A double slit arrangement produces interference fringes for sodium light `(lambda=589nm)` that have an angular separation of `3.50xx10^-3` radian. For what wavelength would the angular separation be 10% greater?

To solve the problem, we need to determine the new wavelength when the angular separation is 10% greater than the original angular separation produced by sodium light.

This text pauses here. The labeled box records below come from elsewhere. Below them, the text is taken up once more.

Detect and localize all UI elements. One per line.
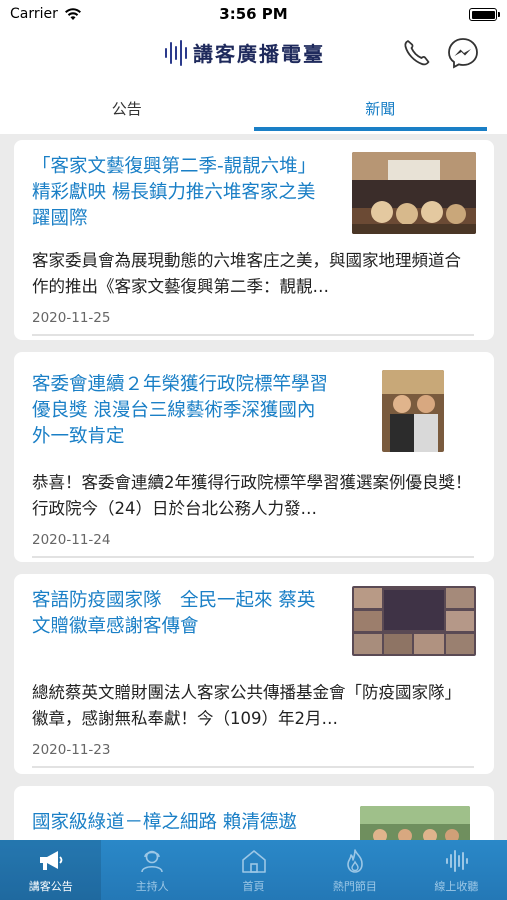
news-description: 客家委員會為展現動態的六堆客庄之美，與國家地理頻道合作的推出《客家文藝復興第二季…: [32, 251, 461, 296]
megaphone-icon: [39, 851, 63, 870]
nav-item-home[interactable]: 首頁: [203, 840, 304, 900]
soundwave-logo-icon: [165, 39, 187, 67]
status-time: 3:56 PM: [219, 5, 288, 23]
news-card[interactable]: 國家級綠道－樟之細路 賴清德遨: [14, 786, 494, 840]
app-logo: 講客廣播電臺: [165, 38, 325, 67]
news-description: 總統蔡英文贈財團法人客家公共傳播基金會「防疫國家隊」徽章，感謝無私奉獻！今（10…: [32, 683, 461, 728]
news-thumbnail[interactable]: [382, 370, 444, 452]
tab-bar: 公告 新聞: [0, 78, 507, 134]
nav-label: 主持人: [135, 880, 169, 893]
news-description: 恭喜！客委會連續2年獲得行政院標竿學習獲選案例優良獎！ 行政院今（24）日於台北…: [32, 473, 472, 518]
news-title[interactable]: 「客家文藝復興第二季-靚靚六堆」精彩獻映 楊長鎮力推六堆客家之美躍國際: [32, 154, 332, 232]
news-date: 2020-11-25: [32, 310, 111, 326]
news-thumbnail[interactable]: [352, 152, 476, 234]
card-divider: [32, 556, 474, 558]
news-card[interactable]: 「客家文藝復興第二季-靚靚六堆」精彩獻映 楊長鎮力推六堆客家之美躍國際 客家委員…: [14, 140, 494, 340]
news-feed[interactable]: 「客家文藝復興第二季-靚靚六堆」精彩獻映 楊長鎮力推六堆客家之美躍國際 客家委員…: [0, 134, 507, 840]
active-tab-indicator: [254, 127, 487, 131]
news-title[interactable]: 客語防疫國家隊 全民一起來 蔡英文贈徽章感謝客傳會: [32, 588, 332, 640]
news-date: 2020-11-24: [32, 532, 111, 548]
news-card[interactable]: 客委會連續２年榮獲行政院標竿學習優良獎 浪漫台三線藝術季深獲國內外一致肯定 恭喜…: [14, 352, 494, 562]
nav-label: 講客公告: [28, 880, 73, 893]
bottom-nav: 講客公告 主持人 首頁 熱門節目 線上收聽: [0, 840, 507, 900]
home-icon: [241, 850, 266, 873]
card-divider: [32, 766, 474, 768]
phone-icon[interactable]: [400, 36, 434, 70]
nav-label: 熱門節目: [332, 880, 377, 893]
news-thumbnail[interactable]: [352, 586, 476, 656]
nav-label: 線上收聽: [434, 880, 479, 893]
soundwave-icon: [446, 850, 469, 872]
nav-item-popular-shows[interactable]: 熱門節目: [304, 840, 405, 900]
flame-icon: [347, 849, 363, 873]
news-card[interactable]: 客語防疫國家隊 全民一起來 蔡英文贈徽章感謝客傳會 總統蔡英文贈財團法人客家公共…: [14, 574, 494, 774]
messenger-icon[interactable]: [446, 36, 480, 70]
card-divider: [32, 334, 474, 336]
app-header: 講客廣播電臺: [0, 30, 507, 78]
news-date: 2020-11-23: [32, 742, 111, 758]
hosts-icon: [141, 850, 163, 873]
tab-news[interactable]: 新聞: [254, 78, 507, 134]
battery-icon: [469, 8, 500, 21]
nav-item-listen-live[interactable]: 線上收聽: [406, 840, 507, 900]
nav-label: 首頁: [242, 880, 265, 893]
status-bar: Carrier 3:56 PM: [0, 0, 507, 30]
news-title[interactable]: 客委會連續２年榮獲行政院標竿學習優良獎 浪漫台三線藝術季深獲國內外一致肯定: [32, 372, 332, 450]
news-title[interactable]: 國家級綠道－樟之細路 賴清德遨: [32, 810, 332, 836]
nav-item-announcements[interactable]: 講客公告: [0, 840, 102, 900]
nav-item-hosts[interactable]: 主持人: [101, 840, 202, 900]
logo-text: 講客廣播電臺: [193, 42, 325, 66]
tab-announcements[interactable]: 公告: [0, 78, 254, 134]
news-thumbnail[interactable]: [360, 806, 470, 840]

Let's break this down step by step. ### Step 1: Understand the relationship between angular separation and wavelength The angular separation (θ) in a double slit experiment is given by the formula: \[ \theta = \frac{\lambda}{d} \] where: - \(\theta\) is the angular separation, - \(\lambda\) is the wavelength of the light, - \(d\) is the distance between the slits. ### Step 2: Calculate the original angular separation From the problem, we know: - Original wavelength, \(\lambda = 589 \, \text{nm} = 589 \times 10^{-9} \, \text{m}\) - Original angular separation, \(\theta = 3.50 \times 10^{-3} \, \text{radians}\) ### Step 3: Calculate the new angular separation We need to find the new angular separation that is 10% greater than the original: \[ \text{New } \theta = \theta + 0.1 \theta = 1.1 \theta \] Calculating this gives: \[ \text{New } \theta = 1.1 \times (3.50 \times 10^{-3}) = 3.85 \times 10^{-3} \, \text{radians} \] ### Step 4: Set up the equation for the new wavelength We know the distance \(d\) remains constant, so we can set up the equation for the new wavelength \(\lambda_{new}\): \[ \text{New } \theta = \frac{\lambda_{new}}{d} \] Substituting the new angular separation: \[ 3.85 \times 10^{-3} = \frac{\lambda_{new}}{d} \] ### Step 5: Relate the new wavelength to the original wavelength From the original equation, we can express \(d\) in terms of the original wavelength: \[ d = \frac{\lambda}{\theta} = \frac{589 \times 10^{-9}}{3.50 \times 10^{-3}} \] Now substituting \(d\) into the equation for the new wavelength: \[ 3.85 \times 10^{-3} = \frac{\lambda_{new}}{\frac{589 \times 10^{-9}}{3.50 \times 10^{-3}}} \] ### Step 6: Solve for \(\lambda_{new}\) Cross-multiplying gives: \[ \lambda_{new} = 3.85 \times 10^{-3} \times \frac{589 \times 10^{-9}}{3.50 \times 10^{-3}} \] Calculating this: \[ \lambda_{new} = \frac{3.85 \times 589 \times 10^{-9}}{3.50} = \frac{2266.65 \times 10^{-9}}{3.50} \approx 648.0 \times 10^{-9} \, \text{m} \] Converting this back to nanometers: \[ \lambda_{new} \approx 648.0 \, \text{nm} \] ### Final Answer The new wavelength for which the angular separation is 10% greater is approximately **648 nm**.